Slate as it looks on the iPad thanks to OnSwipe.
Free service lets you enter the new world of tablet publishing
One of my favorite discoveries of the past few weeks has been OnSwipe, a service that enables you to optimize your website for the iPad — for free!
If you go to most websites using an iPad, the experience is hit or miss. Website navigation is quite a bit different from tablet navigation, and as a result reading on a tablet can sometimes prove to be a chore. Not so with an OnSwipe-enabled site. Your home page looks completely different — see Slate.com at top — and the entire experience is one where you touch instead of click and swipe instead of search for a scroll bar.
Call up Slate.com or SFGoodwill.org on the iPad and you’ll see what the experience feels like. If you’re game, it takes about 5 minutes to set up, and it’s free. Go ahead, do it for your business or brand and be hailed as a rock star when you show it off in the C-Suite.
OnSwipe: ‘Make your site look beautiful on Web tablets’
The other day I interviewed Jason L. Baptiste, co-founder and CEO of the New York-based startup, which has 16 staffers.
“It’s a very simple idea,” he said. “We let the publisher of any website make the site look absolutely beautiful on Web tablets. It’s for the new world of touch and swipe.”
It works like this:

CEO Jason Baptiste: Tablets are the TV of this generation. There’ll be millions or billions of channels.
You don’t need to add any code to your site or blog, and the end user doesn’t need to download an app. All you do is head over to onswipe.com and register. The process takes you through four quick steps, where you plunk in your site’s url, RSS feed or feeds, desired layout, hit Save and you’re done.
The service still has a few rough edges: For example, when I first registered my site Socialbrite, I entered my name under “Username” when I should have entered “Socialbrite,” and the url wound up being onswipe.com/jdlasica. And including your Twitter feed makes your tweets show up in a clunky way.
But those are quibbles. Just minutes after you register, call up your site in Safari (or another Web browser) on the iPad and you’ll see a marked difference. Your home page is transformed into a series of vertical strips holding your latest posts as well as photos, videos and more. Click on any of them and you’ll be able to read stories in a magazine-style format. Swipe and you’ll see the next story. Nice.

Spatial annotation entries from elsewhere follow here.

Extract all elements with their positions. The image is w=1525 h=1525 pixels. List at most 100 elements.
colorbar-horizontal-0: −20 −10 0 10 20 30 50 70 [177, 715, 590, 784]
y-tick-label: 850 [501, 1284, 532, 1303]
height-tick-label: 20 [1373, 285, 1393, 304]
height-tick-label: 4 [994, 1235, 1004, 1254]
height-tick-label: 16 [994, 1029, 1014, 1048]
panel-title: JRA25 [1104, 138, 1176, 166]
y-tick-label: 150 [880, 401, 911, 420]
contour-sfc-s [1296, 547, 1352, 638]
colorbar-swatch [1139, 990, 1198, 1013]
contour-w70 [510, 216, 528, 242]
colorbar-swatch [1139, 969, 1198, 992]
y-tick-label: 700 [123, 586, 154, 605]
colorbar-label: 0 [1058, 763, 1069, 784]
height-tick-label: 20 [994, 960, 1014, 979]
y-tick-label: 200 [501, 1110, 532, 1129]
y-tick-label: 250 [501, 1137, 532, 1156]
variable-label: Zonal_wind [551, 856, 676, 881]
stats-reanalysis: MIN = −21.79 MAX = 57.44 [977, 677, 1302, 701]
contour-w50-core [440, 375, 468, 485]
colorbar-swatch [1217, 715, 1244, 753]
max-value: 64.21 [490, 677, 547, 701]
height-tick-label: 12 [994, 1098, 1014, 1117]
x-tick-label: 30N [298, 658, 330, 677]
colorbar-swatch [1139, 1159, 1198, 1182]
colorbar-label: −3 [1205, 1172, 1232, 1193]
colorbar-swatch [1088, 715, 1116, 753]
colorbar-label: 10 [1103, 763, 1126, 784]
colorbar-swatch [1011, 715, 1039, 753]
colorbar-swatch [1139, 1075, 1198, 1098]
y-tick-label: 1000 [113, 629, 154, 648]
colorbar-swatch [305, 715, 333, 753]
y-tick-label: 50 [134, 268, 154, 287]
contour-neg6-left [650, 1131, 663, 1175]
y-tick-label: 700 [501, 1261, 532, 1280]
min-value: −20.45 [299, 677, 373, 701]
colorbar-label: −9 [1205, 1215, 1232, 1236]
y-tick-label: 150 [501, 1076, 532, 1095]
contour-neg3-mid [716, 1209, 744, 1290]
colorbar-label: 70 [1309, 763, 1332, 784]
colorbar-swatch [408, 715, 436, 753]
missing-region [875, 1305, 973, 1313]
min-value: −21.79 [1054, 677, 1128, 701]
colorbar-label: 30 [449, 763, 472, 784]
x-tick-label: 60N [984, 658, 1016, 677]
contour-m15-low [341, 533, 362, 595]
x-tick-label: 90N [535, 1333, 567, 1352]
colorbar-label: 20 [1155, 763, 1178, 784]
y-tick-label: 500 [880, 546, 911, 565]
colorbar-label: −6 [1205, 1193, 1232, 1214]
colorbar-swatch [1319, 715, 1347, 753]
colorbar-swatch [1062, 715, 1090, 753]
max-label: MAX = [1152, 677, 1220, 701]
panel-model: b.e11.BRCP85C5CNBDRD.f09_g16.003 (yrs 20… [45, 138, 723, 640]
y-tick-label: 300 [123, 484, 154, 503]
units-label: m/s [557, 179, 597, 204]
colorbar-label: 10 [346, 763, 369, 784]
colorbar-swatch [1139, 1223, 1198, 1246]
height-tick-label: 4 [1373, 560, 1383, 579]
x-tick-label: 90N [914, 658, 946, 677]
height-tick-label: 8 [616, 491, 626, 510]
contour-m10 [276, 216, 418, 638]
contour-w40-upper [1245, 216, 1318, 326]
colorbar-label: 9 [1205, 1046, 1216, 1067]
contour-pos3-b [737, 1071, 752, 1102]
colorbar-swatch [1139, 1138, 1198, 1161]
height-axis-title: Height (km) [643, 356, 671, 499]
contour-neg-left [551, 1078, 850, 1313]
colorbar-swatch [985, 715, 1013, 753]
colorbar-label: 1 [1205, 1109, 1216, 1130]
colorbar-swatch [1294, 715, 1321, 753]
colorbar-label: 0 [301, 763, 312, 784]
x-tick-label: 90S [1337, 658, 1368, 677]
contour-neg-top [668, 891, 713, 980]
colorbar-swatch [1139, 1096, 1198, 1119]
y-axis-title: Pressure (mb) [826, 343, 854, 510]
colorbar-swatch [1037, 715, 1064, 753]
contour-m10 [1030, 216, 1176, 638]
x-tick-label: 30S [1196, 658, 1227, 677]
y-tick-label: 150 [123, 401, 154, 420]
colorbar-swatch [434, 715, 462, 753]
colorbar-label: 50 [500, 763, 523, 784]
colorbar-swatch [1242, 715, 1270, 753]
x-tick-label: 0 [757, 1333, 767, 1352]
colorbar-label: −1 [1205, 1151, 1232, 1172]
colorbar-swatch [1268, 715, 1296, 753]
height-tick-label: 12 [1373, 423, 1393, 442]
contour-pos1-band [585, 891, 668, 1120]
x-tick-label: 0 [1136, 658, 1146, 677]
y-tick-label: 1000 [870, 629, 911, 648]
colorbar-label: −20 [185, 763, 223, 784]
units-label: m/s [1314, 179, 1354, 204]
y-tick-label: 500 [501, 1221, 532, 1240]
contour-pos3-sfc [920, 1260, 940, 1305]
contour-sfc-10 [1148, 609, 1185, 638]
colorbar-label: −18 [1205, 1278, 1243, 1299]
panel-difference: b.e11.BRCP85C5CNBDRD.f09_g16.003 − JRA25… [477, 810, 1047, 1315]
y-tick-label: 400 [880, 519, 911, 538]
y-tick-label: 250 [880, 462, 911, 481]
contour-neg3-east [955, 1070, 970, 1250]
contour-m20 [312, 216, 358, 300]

Tablets are the TV of this generation
Baptiste said OnSwipe will never charge for the service. The plan is to scale to millions of sites, and then share revenues from full-page magazine-style advertising sold by the publisher. But you’ll never see irrelevant banner ads, he promised.
“Tablets are the TV of this generation,” Baptiste said. “There’ll be millions or billions of channels. We have an interest in making people money.”
There are some other solutions out there, like Brave New Code’s WPTouch Pro, which you can use to optimize your site for the iPhone, Android and other smartphones. But Baptiste said such services are geared to tailoring the website experience for mobile devices instead of reinventing the experience. Sites like Flipboard want to be a destination, he said, and “we’re creating a platform anyone can build on top of.”
Sites currently using OnSwipe include Slate, Ziff Davis’s Geek.com, BBC America’s blog, Code Nast publications and many others. OnSwipe plans to support non-Apple tablets in the future, Baptiste said.
Another bonus: MyOnswipe lets you save articles to read for later, even if you don’t have Internet access. It works anytime, anywhere and on any device, Baptiste said.
If your site is old school — static brochureware — you won’t have much use for OnSwipe. But if you have a site or blog that’s regularly updated with new content, you should give OnSwipe a try and enter the new world of tablet publishing. As more people gravitate to iPads — more than 40 million and counting — OnSwipe is a service you’ll want to take advantage of.